If $\int_{\frac{1}{n+1}}^{\frac{1}{n}}\frac{\arctan(nx)}{\arcsin(nx)}dx=c_n$ then $\lim_{n\to\infty}{n^2c_n}=?$

Question

$$\int_{\frac{1}{n+1}}^{\frac{1}{n}}\frac{\arctan(nx)}{\arcsin(nx)}dx=c_n$$

Find the value of $$\lim_{n\to\infty}{n^2c_n}$$

I tried integrating the expression but couldn't.

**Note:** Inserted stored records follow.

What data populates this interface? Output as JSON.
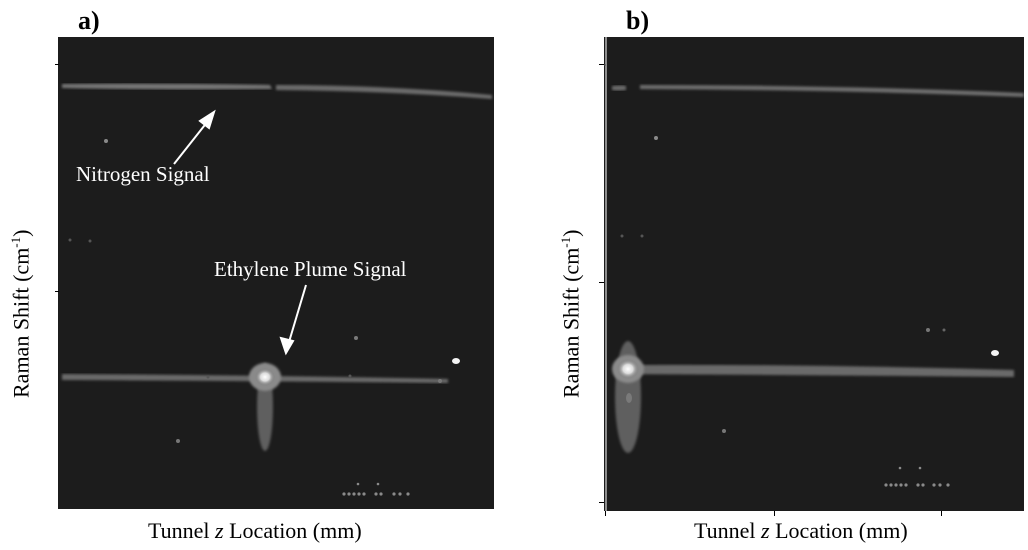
{
  "panels": [
    {
      "label": "a)",
      "xlabel_pre": "Tunnel ",
      "xlabel_var": "z",
      "xlabel_post": " Location (mm)",
      "ylabel_main": "Raman Shift  (cm",
      "ylabel_sup": "-1",
      "ylabel_close": ")",
      "annotations": {
        "nitrogen": "Nitrogen Signal",
        "ethylene": "Ethylene Plume Signal"
      }
    },
    {
      "label": "b)",
      "xlabel_pre": "Tunnel ",
      "xlabel_var": "z",
      "xlabel_post": " Location (mm)",
      "ylabel_main": "Raman Shift  (cm",
      "ylabel_sup": "-1",
      "ylabel_close": ")"
    }
  ],
  "colors": {
    "background": "#1c1c1c",
    "signal": "#6e6e6e",
    "hotspot": "#f2f2f2"
  }
}
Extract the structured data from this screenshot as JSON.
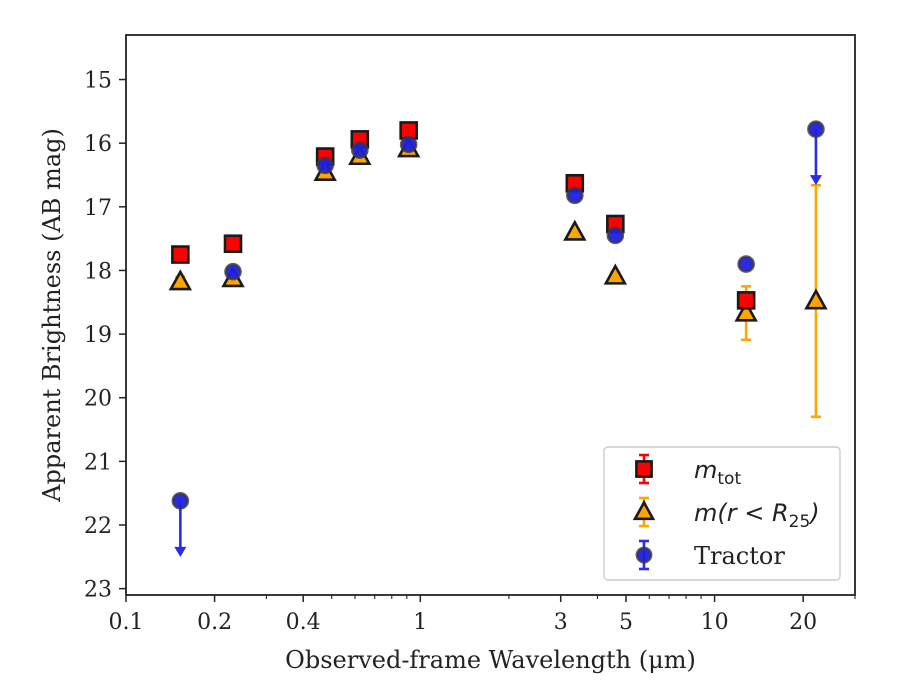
{
  "chart_data": {
    "type": "scatter",
    "xscale": "log",
    "yscale": "linear",
    "yinverted": true,
    "xlim": [
      0.1,
      30
    ],
    "ylim": [
      23.1,
      14.3
    ],
    "xlabel": "Observed-frame Wavelength (μm)",
    "ylabel": "Apparent Brightness (AB mag)",
    "xticks": [
      {
        "value": 0.1,
        "label": "0.1"
      },
      {
        "value": 0.2,
        "label": "0.2"
      },
      {
        "value": 0.4,
        "label": "0.4"
      },
      {
        "value": 1,
        "label": "1"
      },
      {
        "value": 3,
        "label": "3"
      },
      {
        "value": 5,
        "label": "5"
      },
      {
        "value": 10,
        "label": "10"
      },
      {
        "value": 20,
        "label": "20"
      }
    ],
    "yticks": [
      {
        "value": 15,
        "label": "15"
      },
      {
        "value": 16,
        "label": "16"
      },
      {
        "value": 17,
        "label": "17"
      },
      {
        "value": 18,
        "label": "18"
      },
      {
        "value": 19,
        "label": "19"
      },
      {
        "value": 20,
        "label": "20"
      },
      {
        "value": 21,
        "label": "21"
      },
      {
        "value": 22,
        "label": "22"
      },
      {
        "value": 23,
        "label": "23"
      }
    ],
    "legend_position": "lower-right",
    "series": [
      {
        "name": "m_tot",
        "legend_main": "m",
        "legend_sub": "tot",
        "marker": "square",
        "color": "#ff0000",
        "edge": "#1a1a1a",
        "error_color": "#ff0000",
        "points": [
          {
            "x": 0.153,
            "y": 17.75,
            "err": 0.05
          },
          {
            "x": 0.231,
            "y": 17.58,
            "err": 0.04
          },
          {
            "x": 0.475,
            "y": 16.21,
            "err": 0.03
          },
          {
            "x": 0.623,
            "y": 15.94,
            "err": 0.03
          },
          {
            "x": 0.913,
            "y": 15.8,
            "err": 0.03
          },
          {
            "x": 3.35,
            "y": 16.63,
            "err": 0.04
          },
          {
            "x": 4.6,
            "y": 17.27,
            "err": 0.05
          },
          {
            "x": 12.8,
            "y": 18.47,
            "err": 0.08
          }
        ]
      },
      {
        "name": "m(r<R_25)",
        "legend_main": "m(r < R",
        "legend_sub": "25",
        "legend_after": ")",
        "marker": "triangle",
        "color": "#ffa500",
        "edge": "#1a1a1a",
        "error_color": "#ffa500",
        "points": [
          {
            "x": 0.153,
            "y": 18.18,
            "err": 0.08
          },
          {
            "x": 0.231,
            "y": 18.13,
            "err": 0.06
          },
          {
            "x": 0.475,
            "y": 16.46,
            "err": 0.04
          },
          {
            "x": 0.623,
            "y": 16.21,
            "err": 0.04
          },
          {
            "x": 0.913,
            "y": 16.09,
            "err": 0.04
          },
          {
            "x": 3.35,
            "y": 17.4,
            "err": 0.05
          },
          {
            "x": 4.6,
            "y": 18.09,
            "err": 0.06
          },
          {
            "x": 12.8,
            "y": 18.67,
            "err": 0.42
          },
          {
            "x": 22.1,
            "y": 18.48,
            "err_low": 1.82,
            "err_high": 1.82
          }
        ]
      },
      {
        "name": "Tractor",
        "legend_main": "Tractor",
        "marker": "circle",
        "color": "#1f1fdd",
        "edge": "#3a3a3a",
        "error_color": "#2b2be8",
        "points": [
          {
            "x": 0.153,
            "y": 21.62,
            "upper_limit": true
          },
          {
            "x": 0.231,
            "y": 18.02
          },
          {
            "x": 0.475,
            "y": 16.35
          },
          {
            "x": 0.623,
            "y": 16.11
          },
          {
            "x": 0.913,
            "y": 16.02
          },
          {
            "x": 3.35,
            "y": 16.82
          },
          {
            "x": 4.6,
            "y": 17.45
          },
          {
            "x": 12.8,
            "y": 17.9
          },
          {
            "x": 22.1,
            "y": 15.78,
            "upper_limit": true
          }
        ]
      }
    ]
  }
}
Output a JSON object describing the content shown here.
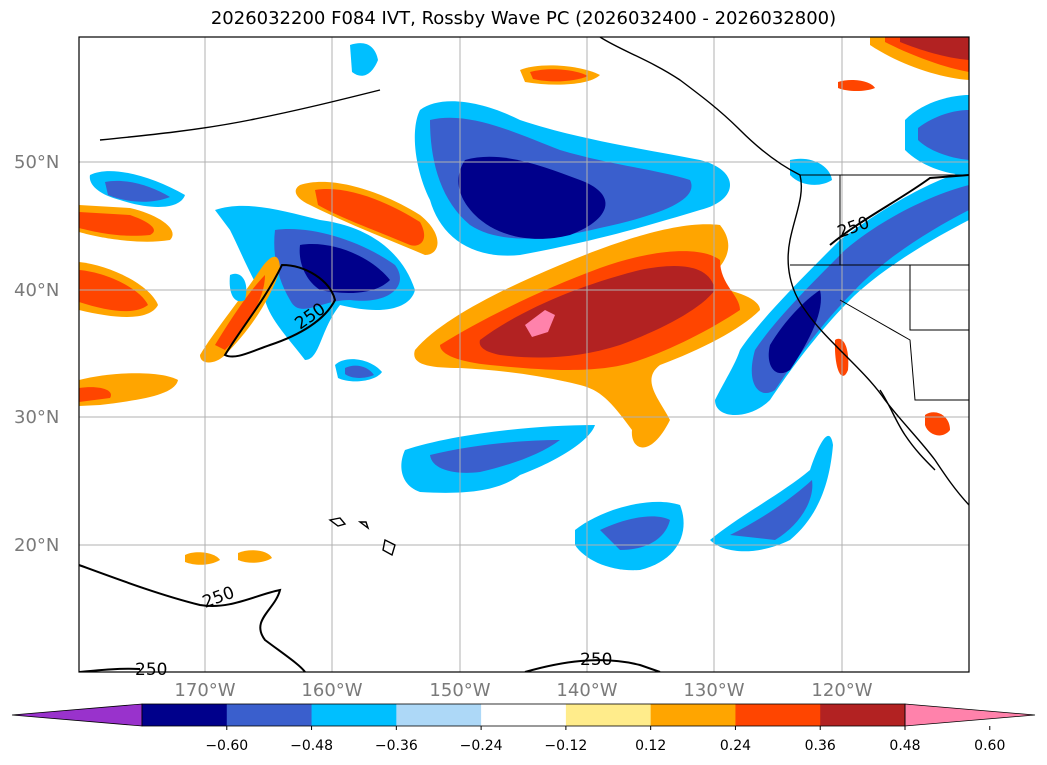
{
  "title": "2026032200 F084 IVT, Rossby Wave PC (2026032400 - 2026032800)",
  "lat_labels": [
    "50°N",
    "40°N",
    "30°N",
    "20°N"
  ],
  "lon_labels": [
    "170°W",
    "160°W",
    "150°W",
    "140°W",
    "130°W",
    "120°W"
  ],
  "contour_labels": [
    "250",
    "250",
    "250",
    "250",
    "250"
  ],
  "colorbar": {
    "ticks": [
      "−0.60",
      "−0.48",
      "−0.36",
      "−0.24",
      "−0.12",
      "0.12",
      "0.24",
      "0.36",
      "0.48",
      "0.60"
    ],
    "colors": [
      "#9932cc",
      "#00008b",
      "#3a5fcd",
      "#00bfff",
      "#add8f7",
      "#ffffff",
      "#ffec8b",
      "#ffa500",
      "#ff4500",
      "#b22222",
      "#ff82ab"
    ]
  },
  "colors": {
    "land_outline": "#000000",
    "gridline": "#b0b0b0",
    "axis_label": "#7a7a7a"
  }
}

Need help.

Answer 1

Make the substitution $u=nx$ to get

$$\int_{\frac{n}{n+1}}^1 \frac{\arctan u}{\arcsin u} \frac{1}{n} \; du.$$

Then, $\arcsin(1) = \pi/2$ and $\arctan(1)=\pi/4$. For large $n$, you're integrating on a tiny interval close to $1$, so your integrand is very close to $1/2$. So you should have

$$c_n \approx \int_{\frac{n}{n+1}}^1 \frac{1}{2n} \; du = \frac{1}{2n(n+1)},\,n^2c_n\approx\frac{n}{2(n+1)},$$

which would make your limit equal to $1/2$.

So you have to argue that "very close" really does cause a good enough $\approx$.